June 10, 2023

Rural Issues: Sunshine after rain

Much needed rain fell on our farm a couple of weeks ago, bringing us out of the “extreme drought” category and back to “severe drought.”

The earth was thirsty, and the hay crop we are cutting this week will be half of what it was last year.

Last year produced less tonnage than the previous year. Part of that is due to drought and part due to a late freeze that “nipped” the grass.

According to the U.S. Department of Agriculture, most of us are facing a shortage of hay. U.S. on-farm hay stocks are at historically low levels.

On May 1, the supply was 14.523 million tons, a decrease of 2.2 million on the year because of increased demand and lower production. That is the second smallest U.S. supply since the USDA started keeping track of hay stocks in 1950.

Wow, that is not the kind of record we want to break. I have talked to many cattle men and women who are selling a few head of cows and others who are full on liquidating their herds.

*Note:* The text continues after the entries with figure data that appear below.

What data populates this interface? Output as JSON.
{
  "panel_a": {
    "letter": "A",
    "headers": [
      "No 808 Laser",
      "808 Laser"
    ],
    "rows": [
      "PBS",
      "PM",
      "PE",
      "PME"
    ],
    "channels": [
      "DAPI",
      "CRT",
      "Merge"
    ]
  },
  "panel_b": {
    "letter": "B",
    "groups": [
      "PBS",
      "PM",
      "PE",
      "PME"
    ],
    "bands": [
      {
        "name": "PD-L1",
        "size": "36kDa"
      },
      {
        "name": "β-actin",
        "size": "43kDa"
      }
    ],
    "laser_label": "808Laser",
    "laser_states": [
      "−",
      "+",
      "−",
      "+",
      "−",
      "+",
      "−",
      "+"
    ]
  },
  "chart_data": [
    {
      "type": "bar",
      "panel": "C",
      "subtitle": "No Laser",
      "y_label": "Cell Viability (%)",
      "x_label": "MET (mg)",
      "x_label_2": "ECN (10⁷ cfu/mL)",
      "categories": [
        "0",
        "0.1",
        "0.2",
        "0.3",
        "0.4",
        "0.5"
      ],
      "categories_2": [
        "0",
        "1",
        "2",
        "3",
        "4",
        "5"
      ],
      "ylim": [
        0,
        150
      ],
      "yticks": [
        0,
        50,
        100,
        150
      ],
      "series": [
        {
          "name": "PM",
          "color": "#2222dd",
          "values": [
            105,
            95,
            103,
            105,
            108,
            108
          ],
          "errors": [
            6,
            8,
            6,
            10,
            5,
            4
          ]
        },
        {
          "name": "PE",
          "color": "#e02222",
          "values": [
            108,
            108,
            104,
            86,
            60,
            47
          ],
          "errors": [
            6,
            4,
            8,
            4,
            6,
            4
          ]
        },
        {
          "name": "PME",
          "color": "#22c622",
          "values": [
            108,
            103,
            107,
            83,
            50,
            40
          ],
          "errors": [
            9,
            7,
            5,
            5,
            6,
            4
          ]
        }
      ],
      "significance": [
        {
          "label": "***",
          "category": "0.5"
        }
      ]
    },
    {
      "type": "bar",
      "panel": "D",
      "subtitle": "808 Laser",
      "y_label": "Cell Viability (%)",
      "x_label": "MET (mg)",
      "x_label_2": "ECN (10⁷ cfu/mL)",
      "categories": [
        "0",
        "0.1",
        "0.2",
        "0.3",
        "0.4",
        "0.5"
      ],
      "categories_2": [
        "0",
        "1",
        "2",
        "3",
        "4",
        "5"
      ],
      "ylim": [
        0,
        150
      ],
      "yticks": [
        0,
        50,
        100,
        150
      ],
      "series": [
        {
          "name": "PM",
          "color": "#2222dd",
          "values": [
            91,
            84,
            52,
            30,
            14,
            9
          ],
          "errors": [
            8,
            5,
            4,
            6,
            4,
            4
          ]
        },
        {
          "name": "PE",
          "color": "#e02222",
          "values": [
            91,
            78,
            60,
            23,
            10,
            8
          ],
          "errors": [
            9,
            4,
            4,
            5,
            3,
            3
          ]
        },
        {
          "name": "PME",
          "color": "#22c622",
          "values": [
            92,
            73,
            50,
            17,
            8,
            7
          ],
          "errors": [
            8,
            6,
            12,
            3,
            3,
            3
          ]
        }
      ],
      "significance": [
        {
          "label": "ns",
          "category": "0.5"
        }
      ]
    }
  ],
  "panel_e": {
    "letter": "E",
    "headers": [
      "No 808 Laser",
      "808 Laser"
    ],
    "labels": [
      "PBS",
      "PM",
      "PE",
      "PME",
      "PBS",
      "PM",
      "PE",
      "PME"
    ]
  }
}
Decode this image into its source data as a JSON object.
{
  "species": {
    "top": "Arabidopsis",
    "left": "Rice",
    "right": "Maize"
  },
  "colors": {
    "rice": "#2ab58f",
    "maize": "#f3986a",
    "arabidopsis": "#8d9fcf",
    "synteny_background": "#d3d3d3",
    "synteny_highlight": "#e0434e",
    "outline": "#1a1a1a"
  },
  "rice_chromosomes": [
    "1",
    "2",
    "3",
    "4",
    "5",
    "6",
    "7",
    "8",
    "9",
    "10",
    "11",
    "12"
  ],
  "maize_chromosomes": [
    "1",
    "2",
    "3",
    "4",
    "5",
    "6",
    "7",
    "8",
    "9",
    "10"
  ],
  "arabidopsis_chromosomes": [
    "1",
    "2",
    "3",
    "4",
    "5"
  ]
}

It is especially sad when I see the young guys calling it quits. Once they are out of the cattle business, it’s unlikely they will return.

Jack Harrison, the owner of the Callaway Livestock Center in Kingdom City, Missouri, told Brownfield Ag News head numbers are up at his sale barn.

“About every week, our cow numbers have been double what they’ve been one year ago,” he says. “Feeder numbers are about 20% higher than they were one year ago, and people are selling fall calves early, saving all of the feed they can for cows.”

Because of the drier spring, we did get our garden planted earlier. The rain a couple of weeks ago brought the peas, beans, beets, onions, radishes and other crops back to life.

You can water your crop with mineral-rich well water and keep it going, but it takes rainwater straight from the sky to truly give it the drink it needs and get those tiny seeds in dry soil to awaken and grow.

We can do all the right things. We can get fertilizer early, select the right seed for the soil and location, and manage the hay stocks we have on hand.

However, none of that matters if we do not receive the necessary rainfall. None of that matters if we get an overabundance of rainfall and are unable to harvest the crops at the right time in its maturity.

We can plan and do our best to manage risk, but ultimately it is out of our hands. Many farmers experience a range of emotions during a challenging growing season.

In this case, we must use the plural seasons for those in some parts of the Midwest, as drought persists over the years.

Some people get angry and frustrated. Others experience great sadness and feel guilty for failing.

Those are normal emotions, but if the weight becomes too much to bear alone, please reach out and talk to someone.

The 988 Crisis Lifeline is free. Make the call.

Cyndi Young-Puyear

Cyndi Young-Puyear

Cyndi Young-Puyear is farm director and operations manager for Brownfield Network.